= The Secret of Divine Civilization =

1875 book written anonymously by ʻAbdu'l-Bahá

The Secret of Divine Civilization is a book written anonymously by ʻAbdu'l-Bahá in 1875, addressed to the rulers and the people of Persia, but can be applied to developmental reform in any society. It is considered to be part of the authoritative religious text of the Baháʼí Faith. The work was lithographed in Bombay in 1882 and received wide circulation in Iran under the Persian title Risali-yi-madaniyyih or the Treatise on Civilization.

== Background ==
The first English translation was published in London in 1910, and Chicago in 1918, under the title Mysterious Forces of Civilization written by "an Eminent Bahai Philosopher", who states that his purpose for remaining anonymous is to promote the general welfare. The currently used translation was completed by Marzieh Gail and published in 1957, with an introduction by Horace Holley. A new translation is included in Abdu'l-Baha Principles for Progress, tr. Sen McGlinn, Leiden University Press, 2018.
According to Peter Smith, "the book was written at a time when genuine reform of Iran seemed possible as Mirza Husayn Khan was still politically influential and Nasser al-Din Shah Qajar had just made his first visit to Europe" in 1873. The reform process petered out in the late 1870s and ʻAbdu'l-Bahá did not pursue his plan to write other books on related themes such as education.

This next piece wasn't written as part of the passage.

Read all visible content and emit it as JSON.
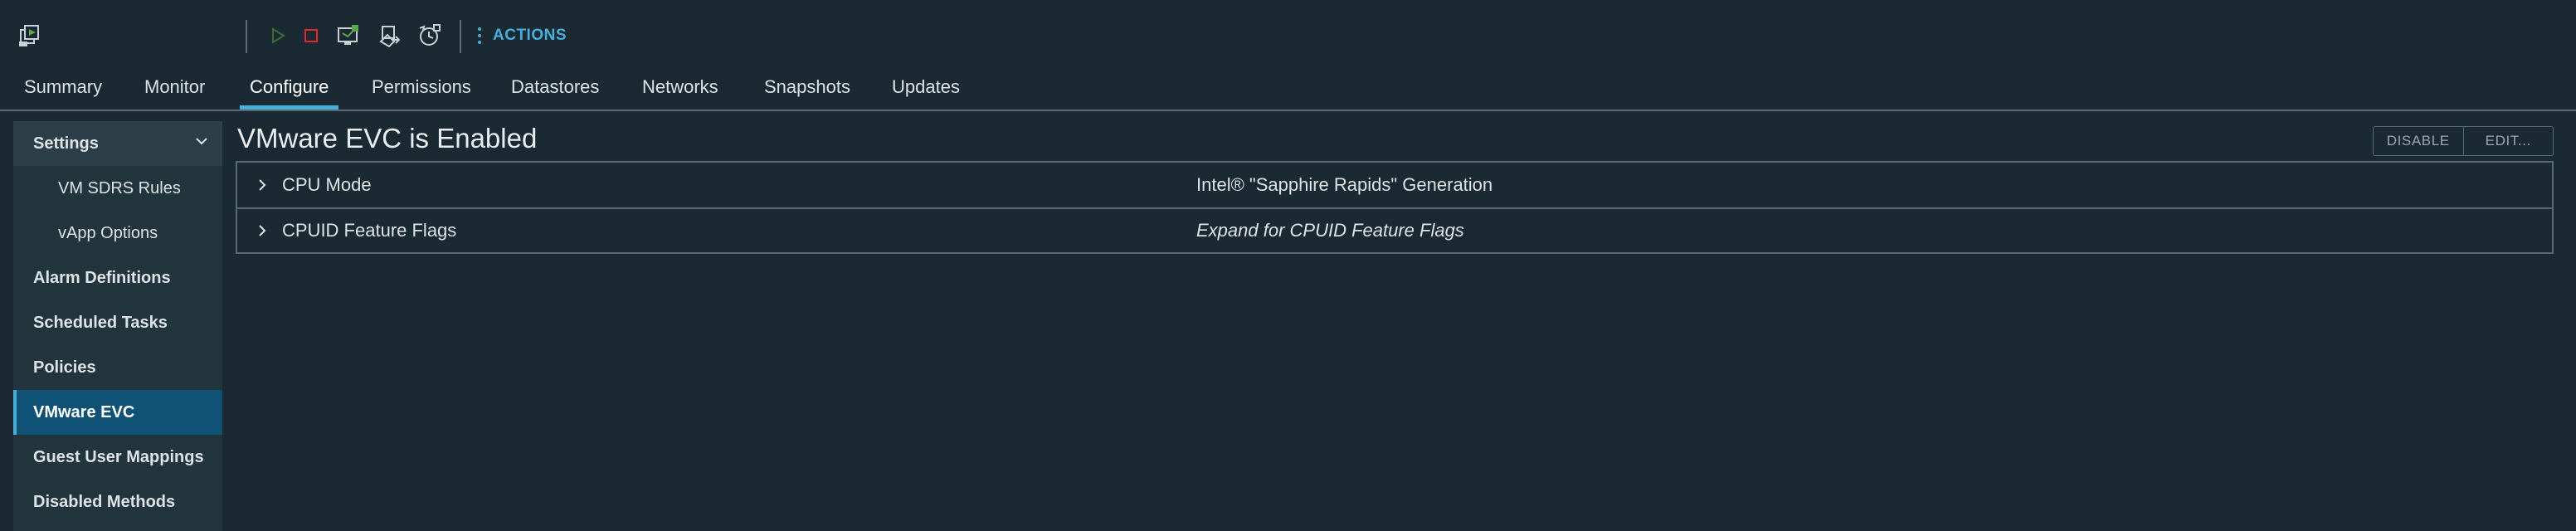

See the full online text here.

== Overview ==
The book was widely known in its time as an attempt to improve the degraded condition of Persia. The author frequently references current issues that were being debated, such as whether to modernize and accept Western technology, or to reject Western culture and rely on technology developed in Persia and the Islamic world.

Among the topics discussed is the honor of an individual and a nation. "The happiness and pride of a nation consist in this, that it should shine out like the sun in the high heaven of knowledge... And the honor and distinction of the individual consist in this, that he among all the world's multitudes should become a source of social good." The text highlights the importance of a nations ability to learn from its history, and from other nations in the formation of its social structure, and the importance of education and altruism of the nation's individuals.

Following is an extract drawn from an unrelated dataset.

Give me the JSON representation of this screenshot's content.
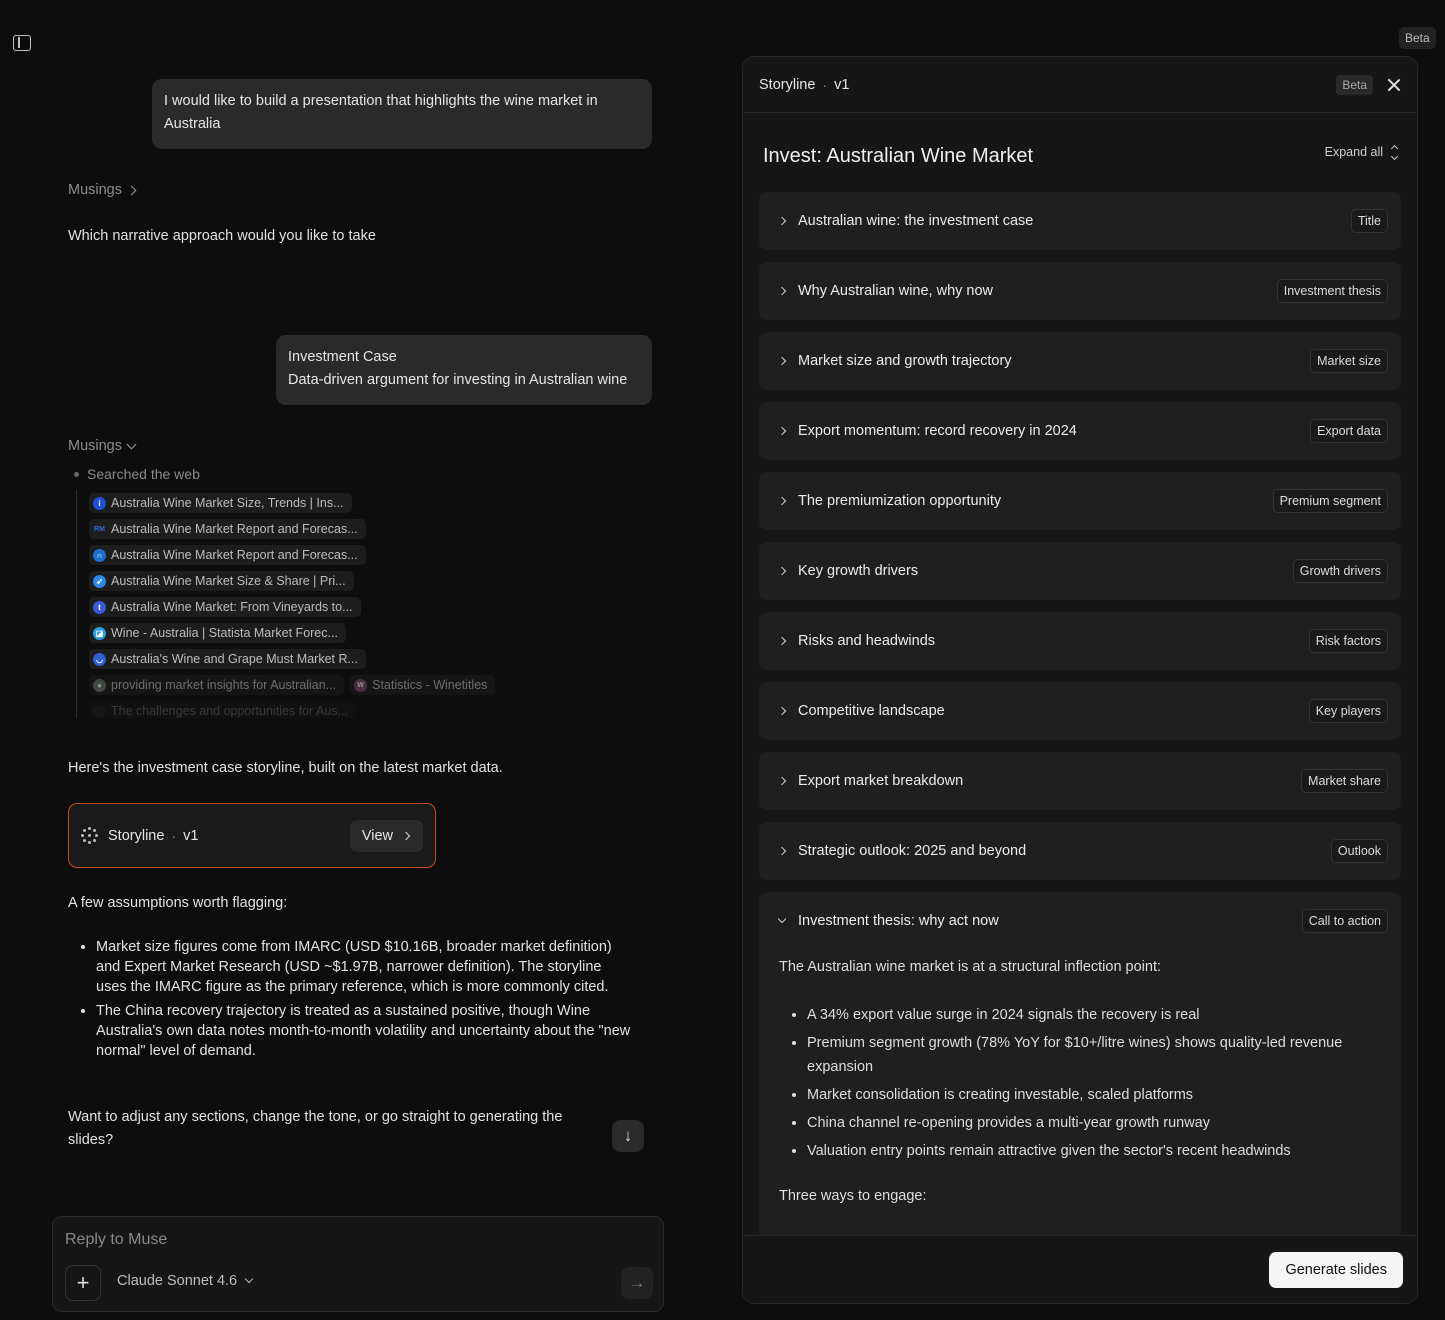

Attention is also given to the reformation of academic curriculum and the methods of studying, advising that schools and universities should stay away from idle disputes and debates on subjects that are based on pure supposition which are not relevant to the current societies need, and that certain valuable subjects are neglected in the process. His counsel on this is that "the individual should, prior to engaging in the study of any subject, ask himself what its uses are and what fruit and result will derive from it. If it is a useful branch of knowledge, that is, if society will gain important benefits from it, then he should certainly pursue it with all his heart."